You could also consider using the class loader to read files as resources inside packages using getClass().getResourceAsStream("sal.html");. This is the preferred way of accessing resources since you no longer have to worry about absolute vs. relative paths. If a resource is in your classpath, you can access it. See this answer for more.
Put your file to main project folder. Not to any sub folders like src, or bin etc. Then it will detect your file.

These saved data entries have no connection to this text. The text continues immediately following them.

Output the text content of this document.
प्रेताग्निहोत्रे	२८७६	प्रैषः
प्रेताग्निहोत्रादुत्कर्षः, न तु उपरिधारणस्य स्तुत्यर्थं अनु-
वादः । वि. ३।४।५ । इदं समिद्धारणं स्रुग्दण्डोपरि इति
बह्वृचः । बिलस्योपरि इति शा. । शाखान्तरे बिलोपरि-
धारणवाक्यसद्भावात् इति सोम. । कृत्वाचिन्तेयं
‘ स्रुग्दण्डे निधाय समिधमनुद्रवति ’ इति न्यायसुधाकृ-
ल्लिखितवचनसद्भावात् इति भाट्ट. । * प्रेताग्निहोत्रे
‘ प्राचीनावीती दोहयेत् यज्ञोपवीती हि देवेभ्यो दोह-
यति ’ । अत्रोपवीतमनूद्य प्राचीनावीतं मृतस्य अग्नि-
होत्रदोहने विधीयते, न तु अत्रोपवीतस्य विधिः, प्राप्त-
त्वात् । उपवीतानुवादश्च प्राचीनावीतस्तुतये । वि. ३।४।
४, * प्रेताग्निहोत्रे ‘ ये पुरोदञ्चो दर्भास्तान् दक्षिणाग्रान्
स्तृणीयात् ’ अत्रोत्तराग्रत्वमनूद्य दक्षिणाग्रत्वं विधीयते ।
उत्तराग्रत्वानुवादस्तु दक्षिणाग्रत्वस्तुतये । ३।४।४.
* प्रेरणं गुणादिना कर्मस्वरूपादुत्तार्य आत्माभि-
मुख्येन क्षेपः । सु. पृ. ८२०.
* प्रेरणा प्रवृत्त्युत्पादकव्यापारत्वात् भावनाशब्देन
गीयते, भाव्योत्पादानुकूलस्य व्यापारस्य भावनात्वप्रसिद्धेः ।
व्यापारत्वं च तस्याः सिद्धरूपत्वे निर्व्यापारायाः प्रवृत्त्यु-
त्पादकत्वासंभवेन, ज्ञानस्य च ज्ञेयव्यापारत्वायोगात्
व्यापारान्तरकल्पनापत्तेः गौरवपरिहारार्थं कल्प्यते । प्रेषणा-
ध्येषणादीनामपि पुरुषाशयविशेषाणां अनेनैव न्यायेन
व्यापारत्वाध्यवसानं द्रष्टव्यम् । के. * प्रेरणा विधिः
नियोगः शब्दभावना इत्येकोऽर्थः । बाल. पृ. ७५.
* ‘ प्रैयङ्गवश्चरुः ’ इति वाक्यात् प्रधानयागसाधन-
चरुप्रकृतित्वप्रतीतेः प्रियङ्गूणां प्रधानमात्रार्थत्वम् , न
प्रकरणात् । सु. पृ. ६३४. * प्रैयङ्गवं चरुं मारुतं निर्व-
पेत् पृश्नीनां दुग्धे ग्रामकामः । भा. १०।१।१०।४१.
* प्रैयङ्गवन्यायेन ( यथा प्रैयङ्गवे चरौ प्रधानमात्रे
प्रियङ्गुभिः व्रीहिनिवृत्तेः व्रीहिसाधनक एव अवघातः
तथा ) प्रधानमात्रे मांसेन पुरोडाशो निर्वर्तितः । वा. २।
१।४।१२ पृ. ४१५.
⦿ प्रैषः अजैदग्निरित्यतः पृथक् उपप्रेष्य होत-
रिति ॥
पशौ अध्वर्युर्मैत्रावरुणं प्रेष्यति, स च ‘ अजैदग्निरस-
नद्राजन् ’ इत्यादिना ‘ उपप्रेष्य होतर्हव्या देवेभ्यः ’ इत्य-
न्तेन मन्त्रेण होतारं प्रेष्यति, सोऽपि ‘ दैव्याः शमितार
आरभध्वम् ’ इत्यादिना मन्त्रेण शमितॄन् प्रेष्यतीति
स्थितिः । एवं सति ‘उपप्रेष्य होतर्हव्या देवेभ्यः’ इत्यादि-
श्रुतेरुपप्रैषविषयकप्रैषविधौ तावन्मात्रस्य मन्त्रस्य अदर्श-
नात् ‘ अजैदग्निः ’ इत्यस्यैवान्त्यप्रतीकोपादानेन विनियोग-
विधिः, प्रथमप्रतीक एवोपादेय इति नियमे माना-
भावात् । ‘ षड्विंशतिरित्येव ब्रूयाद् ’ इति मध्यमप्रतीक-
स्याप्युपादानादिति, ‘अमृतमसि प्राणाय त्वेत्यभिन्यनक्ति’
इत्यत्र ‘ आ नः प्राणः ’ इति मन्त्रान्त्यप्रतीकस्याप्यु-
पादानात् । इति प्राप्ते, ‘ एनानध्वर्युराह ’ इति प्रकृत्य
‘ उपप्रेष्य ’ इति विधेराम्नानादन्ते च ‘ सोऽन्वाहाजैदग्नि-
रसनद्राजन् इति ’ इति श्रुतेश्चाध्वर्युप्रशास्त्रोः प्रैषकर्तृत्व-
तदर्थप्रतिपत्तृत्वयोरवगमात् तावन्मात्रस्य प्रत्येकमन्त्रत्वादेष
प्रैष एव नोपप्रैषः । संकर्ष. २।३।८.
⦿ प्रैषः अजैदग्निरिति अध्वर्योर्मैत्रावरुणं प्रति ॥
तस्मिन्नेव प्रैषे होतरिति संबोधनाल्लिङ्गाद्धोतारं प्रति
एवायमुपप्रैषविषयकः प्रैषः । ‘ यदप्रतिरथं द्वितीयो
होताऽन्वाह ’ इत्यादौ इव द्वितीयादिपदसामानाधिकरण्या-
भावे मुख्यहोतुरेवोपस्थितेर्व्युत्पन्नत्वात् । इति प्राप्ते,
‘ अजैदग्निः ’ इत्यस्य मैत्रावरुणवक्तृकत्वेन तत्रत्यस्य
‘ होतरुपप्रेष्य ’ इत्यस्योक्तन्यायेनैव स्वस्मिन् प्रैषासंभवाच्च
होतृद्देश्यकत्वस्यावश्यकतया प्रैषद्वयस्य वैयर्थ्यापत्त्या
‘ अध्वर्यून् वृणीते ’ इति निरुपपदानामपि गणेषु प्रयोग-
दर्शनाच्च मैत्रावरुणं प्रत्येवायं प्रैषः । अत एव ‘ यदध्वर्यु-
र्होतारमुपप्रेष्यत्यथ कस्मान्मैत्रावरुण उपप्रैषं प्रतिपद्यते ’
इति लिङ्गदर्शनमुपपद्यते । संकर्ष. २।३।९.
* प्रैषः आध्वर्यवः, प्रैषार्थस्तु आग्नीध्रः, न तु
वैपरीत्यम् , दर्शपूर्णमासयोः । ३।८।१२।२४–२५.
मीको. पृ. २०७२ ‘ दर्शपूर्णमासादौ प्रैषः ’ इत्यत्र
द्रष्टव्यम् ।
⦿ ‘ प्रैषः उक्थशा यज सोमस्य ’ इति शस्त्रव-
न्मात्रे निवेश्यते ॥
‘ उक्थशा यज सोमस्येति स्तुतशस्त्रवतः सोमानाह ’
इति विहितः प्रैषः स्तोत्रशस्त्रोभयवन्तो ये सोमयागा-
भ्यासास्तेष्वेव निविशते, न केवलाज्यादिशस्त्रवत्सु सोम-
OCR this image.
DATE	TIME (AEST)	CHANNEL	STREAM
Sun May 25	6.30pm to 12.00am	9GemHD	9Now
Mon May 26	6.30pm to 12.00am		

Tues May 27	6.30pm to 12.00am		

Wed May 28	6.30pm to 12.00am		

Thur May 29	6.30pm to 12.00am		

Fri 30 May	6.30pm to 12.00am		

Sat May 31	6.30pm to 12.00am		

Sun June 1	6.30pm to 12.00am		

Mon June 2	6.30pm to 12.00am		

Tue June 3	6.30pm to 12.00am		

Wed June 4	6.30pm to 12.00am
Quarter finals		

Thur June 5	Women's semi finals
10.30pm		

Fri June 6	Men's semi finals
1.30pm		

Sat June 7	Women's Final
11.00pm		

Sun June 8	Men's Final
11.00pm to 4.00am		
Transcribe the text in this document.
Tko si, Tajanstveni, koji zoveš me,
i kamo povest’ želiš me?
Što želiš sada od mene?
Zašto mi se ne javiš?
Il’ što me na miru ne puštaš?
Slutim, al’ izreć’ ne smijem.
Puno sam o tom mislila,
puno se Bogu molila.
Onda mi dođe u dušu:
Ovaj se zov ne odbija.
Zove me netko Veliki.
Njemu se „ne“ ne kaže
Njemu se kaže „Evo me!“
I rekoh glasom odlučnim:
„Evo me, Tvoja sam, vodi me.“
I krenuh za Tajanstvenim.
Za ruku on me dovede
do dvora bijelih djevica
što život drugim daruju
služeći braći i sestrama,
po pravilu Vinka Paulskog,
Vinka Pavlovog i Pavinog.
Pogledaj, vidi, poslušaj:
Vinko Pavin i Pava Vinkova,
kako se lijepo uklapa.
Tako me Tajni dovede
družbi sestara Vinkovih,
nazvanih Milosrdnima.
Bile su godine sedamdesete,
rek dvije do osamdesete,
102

Click on file view in Netbeans. Move sal.html to the project folder. Such that you will see it like this
- JavaProject
+ build
+ lib
+ nbproject
+ src
+ build.xml
manifest.mf
sal.html
Now
FileReader fr = new FileReader("sal.html");
will work.
System.out.println(System.getProperty("user.dir"));
System.out.println(new File("sal.html").getAbsolutePath());
Then it will show where the JVM is retrieving the files from. Usually for linux in the /home/username/NetbeansProjects/ApplicationName/.
Put your resources or files to this path
I think your problem is in the relative path to the file. Try to declare FileReader with full path to file.
FileNotFoundException means file not found.
The build folder for the netbeans is different where there is no file sal.html.
Try using absolute path in place of using relative path.
This is not a "File not found" problem.
This is because each class hold its own resources (let it be file, image etc.) which can be accessed only through a resource loader statement which is as below:
InputStream in = this.getClass().getResourceAsStream("sal.html");
The only fix is that you will get an InputStream instead of a file.
Hope this helps.